Setting up the F2-210 was easy once everything was plugged in and our two WD Black drives were installed. We simply loaded up the https://support.terra-master.com/quickguide/ site that gave a simple quick start guide and got the process underway. Once we downloaded the appropriate software and found the network drive, it took a few quick prompts to get the hard drives ready. It should be noted to please make sure to use empty hard drives for the F2-210. The initialization process will wipe the drives, as well as test them to ensure there are no issues or problems with the hardware.
The full process took around 10 to 15 minutes depending on the drive size, but the prompts and software should make it easy for most users. As mentioned before, ensure the drives you install are clear, or can be cleared without issue, and you should face no issue with the process.
Once you have the drive setup and you are logged into the NAD you get to experience the Windows-like GUI of their own TerraMaster Operating System (TOS). While a bit more complex than I need for most NAS uses, TOS feels snappy and feature rich, offering a range of built-in apps for drive maintenance. You will find File Manager, Applications, Control Panel, Backup, Remote Access, and TOS Help when you first log in, with the device’s name, status, network connection, storage usage, and resource usage displayed on the right hand of the screen at all times.
Much like the F2-210, the applications on offer do just what they need to, with the File Manager allowing you to create and delete folders, upload data from external sources, and create file and folder shares. Thanks to the application store, the selection of apps can be expanded with a range of choices on offer, from PLEX Media Server to a Mail Server application, the library has a bit of everything to satisfy most people’s needs.
But, as with most things about the F2-210, even this software library can feel limited at times. Other options on the market boast hundreds of applications to expand the potential of your little NAS box, with the F2-210 only offering a little under 40 at the time of this review. Granted one of those applications is Docket, so this can be expanded beyond what is on the list, but that could be more advanced than many casual users would be interested in testing out or learning.
There are options for remote access and backup services preinstalled, with user and drive management made easy through the included tools. While TOS still feels like a new offering at times, it also gives just enough to make the process of NAS management easy. I never ran into issues accessing what the F2-210 had to offer, and the simple GUI interface makes most tasks painless, and the TNAS desktop app also makes it easy should you not want to mess with too much of the internal OS on offer.
Once the process was complete, we were ready to give the F2-210 a full test and see what this little NAS could do. With a range of transfer tests, including video, audio, images and text, the NAS managed to perform well, if not amazing, with a transfer speed of approximately 68MBps average over the range of files.
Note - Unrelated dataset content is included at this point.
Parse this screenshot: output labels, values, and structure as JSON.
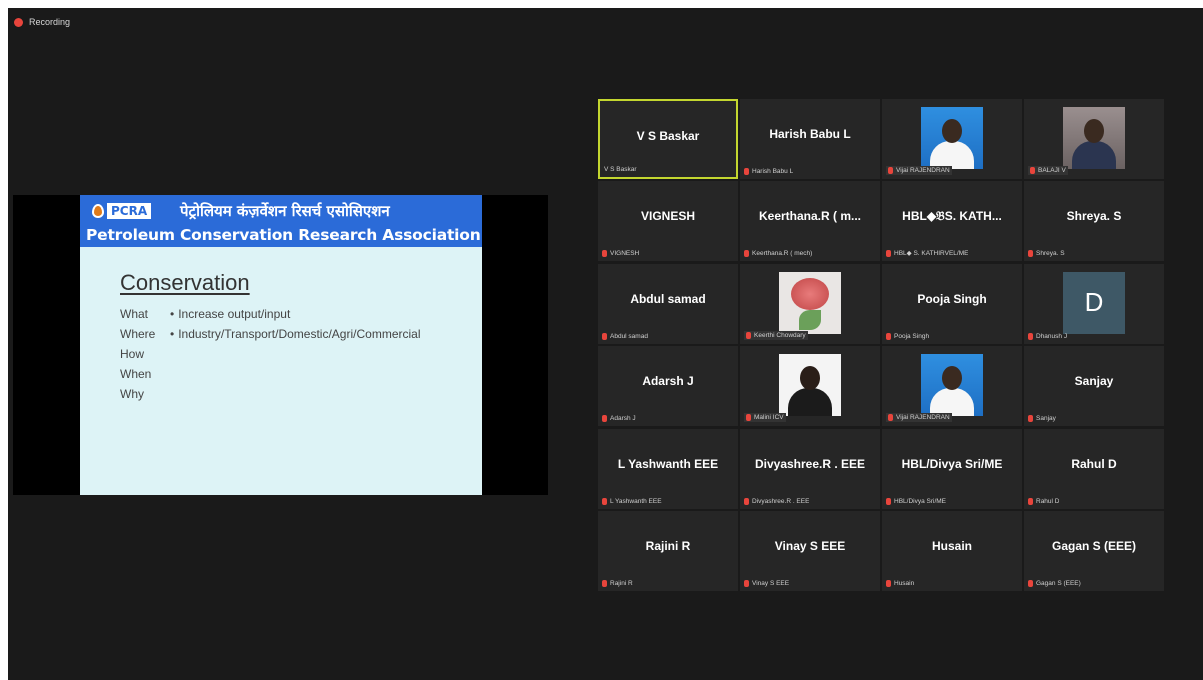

Reading files from the F2-210 was again solid, giving an average result of 72MBps, giving it an excellent overall speed for most office needs. This is slower than some of the more expensive options, but it still feels fast enough for most home and small business user’s needs.
For the price, the F2-210 feels like a limited but solid showing for anyone looking for a new NAS for the home or office. The setup and use of the drive were painless, and it delivers enough value to meet most people’s needs. While it does lack some of the advanced features offered on more expensive NAS enclosures, there is a good balance between price and features that make it an easy storage solution to recommend.